The Minneapolis Heritage Preservation Committee voted in April to deny a public works request for a demolition permit, six months after City Council okayed the overhaul. Then the city’s planning committee overrode that decision on May 17. In their appeal document, the city’s economic development team wrote, “Peavey Plaza is functionally obsolete and the cost to repair or replicate is not feasible.”
On May 25, City Council voted on the planning committee’s advice to overrule the Heritage Preservation Committee. The council took up no further discussion of the matter, as news of a new stadium for the Vikings dominated the meeting.

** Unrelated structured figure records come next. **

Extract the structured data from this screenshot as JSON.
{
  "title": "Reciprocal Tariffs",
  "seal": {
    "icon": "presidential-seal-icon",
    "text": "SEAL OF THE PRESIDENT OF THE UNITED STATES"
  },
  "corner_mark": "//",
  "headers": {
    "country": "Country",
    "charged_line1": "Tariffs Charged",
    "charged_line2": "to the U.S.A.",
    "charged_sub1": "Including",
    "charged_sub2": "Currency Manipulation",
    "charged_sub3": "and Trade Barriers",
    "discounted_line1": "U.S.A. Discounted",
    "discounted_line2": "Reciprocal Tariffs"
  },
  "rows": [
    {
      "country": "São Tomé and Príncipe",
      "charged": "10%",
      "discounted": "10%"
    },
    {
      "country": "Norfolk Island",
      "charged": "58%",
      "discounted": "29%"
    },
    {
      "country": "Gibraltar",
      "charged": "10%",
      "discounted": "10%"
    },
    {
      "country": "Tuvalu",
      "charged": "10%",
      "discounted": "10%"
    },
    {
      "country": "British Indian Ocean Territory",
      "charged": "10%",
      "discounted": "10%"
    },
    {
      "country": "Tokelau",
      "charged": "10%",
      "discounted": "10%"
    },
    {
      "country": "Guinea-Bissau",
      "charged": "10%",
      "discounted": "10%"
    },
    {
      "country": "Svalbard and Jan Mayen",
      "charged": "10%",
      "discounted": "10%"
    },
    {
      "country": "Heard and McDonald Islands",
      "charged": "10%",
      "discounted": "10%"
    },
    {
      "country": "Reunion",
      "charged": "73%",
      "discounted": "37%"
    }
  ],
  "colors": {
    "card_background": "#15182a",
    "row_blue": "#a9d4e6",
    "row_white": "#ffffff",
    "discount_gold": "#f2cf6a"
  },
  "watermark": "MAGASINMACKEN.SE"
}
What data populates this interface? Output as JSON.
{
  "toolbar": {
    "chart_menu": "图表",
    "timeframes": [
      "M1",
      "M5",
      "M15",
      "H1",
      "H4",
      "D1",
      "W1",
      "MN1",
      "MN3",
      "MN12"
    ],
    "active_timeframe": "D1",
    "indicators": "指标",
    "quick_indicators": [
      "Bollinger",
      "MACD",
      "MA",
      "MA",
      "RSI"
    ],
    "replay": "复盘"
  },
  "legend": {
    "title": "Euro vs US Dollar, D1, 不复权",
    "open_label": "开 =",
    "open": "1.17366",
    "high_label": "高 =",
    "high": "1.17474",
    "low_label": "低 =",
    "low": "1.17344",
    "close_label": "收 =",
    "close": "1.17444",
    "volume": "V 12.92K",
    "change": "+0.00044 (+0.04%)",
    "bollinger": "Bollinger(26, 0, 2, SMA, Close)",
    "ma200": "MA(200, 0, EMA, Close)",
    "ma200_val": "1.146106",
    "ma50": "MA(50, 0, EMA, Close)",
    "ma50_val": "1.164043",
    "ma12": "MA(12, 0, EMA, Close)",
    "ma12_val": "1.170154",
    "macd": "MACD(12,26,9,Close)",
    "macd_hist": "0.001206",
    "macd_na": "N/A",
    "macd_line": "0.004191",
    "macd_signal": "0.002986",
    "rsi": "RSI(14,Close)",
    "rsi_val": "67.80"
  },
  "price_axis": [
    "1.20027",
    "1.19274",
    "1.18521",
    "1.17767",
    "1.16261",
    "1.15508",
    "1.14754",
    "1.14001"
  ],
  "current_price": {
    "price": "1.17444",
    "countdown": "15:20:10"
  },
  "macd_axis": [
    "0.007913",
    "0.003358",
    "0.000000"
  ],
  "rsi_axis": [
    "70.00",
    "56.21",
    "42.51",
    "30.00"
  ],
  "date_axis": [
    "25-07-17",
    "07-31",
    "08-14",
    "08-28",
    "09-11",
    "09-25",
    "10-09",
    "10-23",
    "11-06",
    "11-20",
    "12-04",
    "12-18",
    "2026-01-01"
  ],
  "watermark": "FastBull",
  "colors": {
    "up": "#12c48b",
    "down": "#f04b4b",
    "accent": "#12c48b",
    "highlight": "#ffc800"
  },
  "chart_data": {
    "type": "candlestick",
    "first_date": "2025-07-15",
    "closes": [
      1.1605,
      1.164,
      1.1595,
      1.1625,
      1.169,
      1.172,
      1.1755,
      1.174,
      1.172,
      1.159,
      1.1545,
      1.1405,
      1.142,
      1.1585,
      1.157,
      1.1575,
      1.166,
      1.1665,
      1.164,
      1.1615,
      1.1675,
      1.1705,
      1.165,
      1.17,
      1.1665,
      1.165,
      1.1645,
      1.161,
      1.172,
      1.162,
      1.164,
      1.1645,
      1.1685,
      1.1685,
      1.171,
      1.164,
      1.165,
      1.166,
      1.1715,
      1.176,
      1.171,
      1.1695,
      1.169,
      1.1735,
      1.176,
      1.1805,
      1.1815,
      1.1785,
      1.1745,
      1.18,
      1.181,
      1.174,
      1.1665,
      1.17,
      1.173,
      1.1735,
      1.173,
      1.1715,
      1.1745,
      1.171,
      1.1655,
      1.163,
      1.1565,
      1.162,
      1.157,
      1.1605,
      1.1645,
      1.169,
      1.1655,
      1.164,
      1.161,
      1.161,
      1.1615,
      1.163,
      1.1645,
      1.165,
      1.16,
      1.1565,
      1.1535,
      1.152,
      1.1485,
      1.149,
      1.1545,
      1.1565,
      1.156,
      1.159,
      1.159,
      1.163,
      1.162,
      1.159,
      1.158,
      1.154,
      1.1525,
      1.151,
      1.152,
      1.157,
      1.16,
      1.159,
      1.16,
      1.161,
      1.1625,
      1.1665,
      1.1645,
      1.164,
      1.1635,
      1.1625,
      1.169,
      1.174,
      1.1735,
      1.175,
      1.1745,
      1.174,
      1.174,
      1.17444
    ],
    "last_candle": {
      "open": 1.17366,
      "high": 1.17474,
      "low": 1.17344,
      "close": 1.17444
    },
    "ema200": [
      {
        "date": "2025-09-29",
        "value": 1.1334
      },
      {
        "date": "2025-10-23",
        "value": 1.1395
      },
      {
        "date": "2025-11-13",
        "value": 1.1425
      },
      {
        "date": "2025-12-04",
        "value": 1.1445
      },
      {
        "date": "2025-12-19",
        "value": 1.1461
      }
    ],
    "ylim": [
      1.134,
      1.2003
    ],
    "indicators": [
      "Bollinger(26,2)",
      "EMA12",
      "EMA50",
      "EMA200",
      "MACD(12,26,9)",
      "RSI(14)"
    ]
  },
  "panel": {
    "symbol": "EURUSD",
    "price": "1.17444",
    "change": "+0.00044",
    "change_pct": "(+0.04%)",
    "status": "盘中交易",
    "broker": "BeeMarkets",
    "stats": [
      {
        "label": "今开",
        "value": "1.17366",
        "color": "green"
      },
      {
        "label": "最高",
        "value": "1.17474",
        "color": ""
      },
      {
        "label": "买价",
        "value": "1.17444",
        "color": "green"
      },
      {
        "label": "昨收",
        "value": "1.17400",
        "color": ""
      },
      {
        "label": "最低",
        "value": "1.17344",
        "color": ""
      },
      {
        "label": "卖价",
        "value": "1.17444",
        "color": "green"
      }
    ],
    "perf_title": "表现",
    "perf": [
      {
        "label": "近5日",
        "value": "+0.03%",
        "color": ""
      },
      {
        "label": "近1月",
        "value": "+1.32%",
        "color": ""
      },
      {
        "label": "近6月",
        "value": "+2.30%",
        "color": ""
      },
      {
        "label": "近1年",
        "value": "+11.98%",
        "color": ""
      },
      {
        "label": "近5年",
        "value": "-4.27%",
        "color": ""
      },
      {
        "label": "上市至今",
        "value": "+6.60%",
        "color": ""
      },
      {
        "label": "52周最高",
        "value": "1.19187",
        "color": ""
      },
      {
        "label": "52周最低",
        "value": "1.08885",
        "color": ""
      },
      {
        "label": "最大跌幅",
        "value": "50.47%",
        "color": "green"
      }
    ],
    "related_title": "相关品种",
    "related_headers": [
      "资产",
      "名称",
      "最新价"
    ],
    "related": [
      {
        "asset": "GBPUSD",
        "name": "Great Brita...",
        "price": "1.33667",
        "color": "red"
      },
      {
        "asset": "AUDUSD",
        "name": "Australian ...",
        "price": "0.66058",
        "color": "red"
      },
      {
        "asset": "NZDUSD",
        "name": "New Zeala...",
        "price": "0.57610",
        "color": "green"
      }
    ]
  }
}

Courtesy Oslund and Associates
While replicating the original design without updates was basically a nonstarter, the Heritage Preservation Committee contended that full restoration or a total rebuild was a false choice. The new design is expected to cost between $8 and $10 million, which slightly exceeds the cost estimate of $8.6 million put forth by the site’s original designer, M. Paul Friedberg, for a rehabilitation concept. At any rate, with only $2 million in city bonds devoted to the project, funding is still an unanswered question.
Demolition to pave the way for a redesign by landscape architect Thomas Oslund could begin as soon as this summer. Oslund, whose work includes the Harley-Davidson Museum in Milwaukee, is a noted Minneapolis-based landscape architect. The new design retains Peavey’s large water elements, while bringing the recessed plaza closer to grade.
The distinctive public space was lauded as an urban renewal success story when it opened in 1975. In 1999 the American Society of Landscape Architects recognized Peavey as “a national landmark for outstanding landscape architecture.” The Cultural Landscape Foundation named it a “marvel of modernism.”
Charles Birnbaum / TCLF
Landscape architect M. Paul Friedberg designed the square as a kind of urban oasis. “We proposed a solution which has come to be called the ‘park plaza.’ Truly an American form,” he wrote in 1989, “a mixture of the American green square and the European hard space.”
But the sunken plan and concealed “garden rooms” also attract public urination and other illegal activities, according to the Public Works Department. And much of the two-acre plaza has fallen into disrepair. Even the landmark’s strongest advocates note that two of the three fountains no longer work due to broken pumps.
Handicap accessibility is also an issue, but not one that necessitates demolition according to Friedberg and Charles Birnbaum, president of the Cultural Landscape Foundation and an expert on modernist landscapes. The two were initially advisors to the redesign team, but last summer they split off from Oslund and have since actively campaigned against the new design. Together Friedberg and Birnbaum penned an op-ed piece published in The Minneapolis Star-Tribune stating that their perspective had been “shut out” of the process.
“For accessibility issues, changes have to be made,” said city councilman Cam Gordon, the sole holdout against demolition, “but I have seen many times where the city has been quick to demolish something and then later we wish we hadn’t.”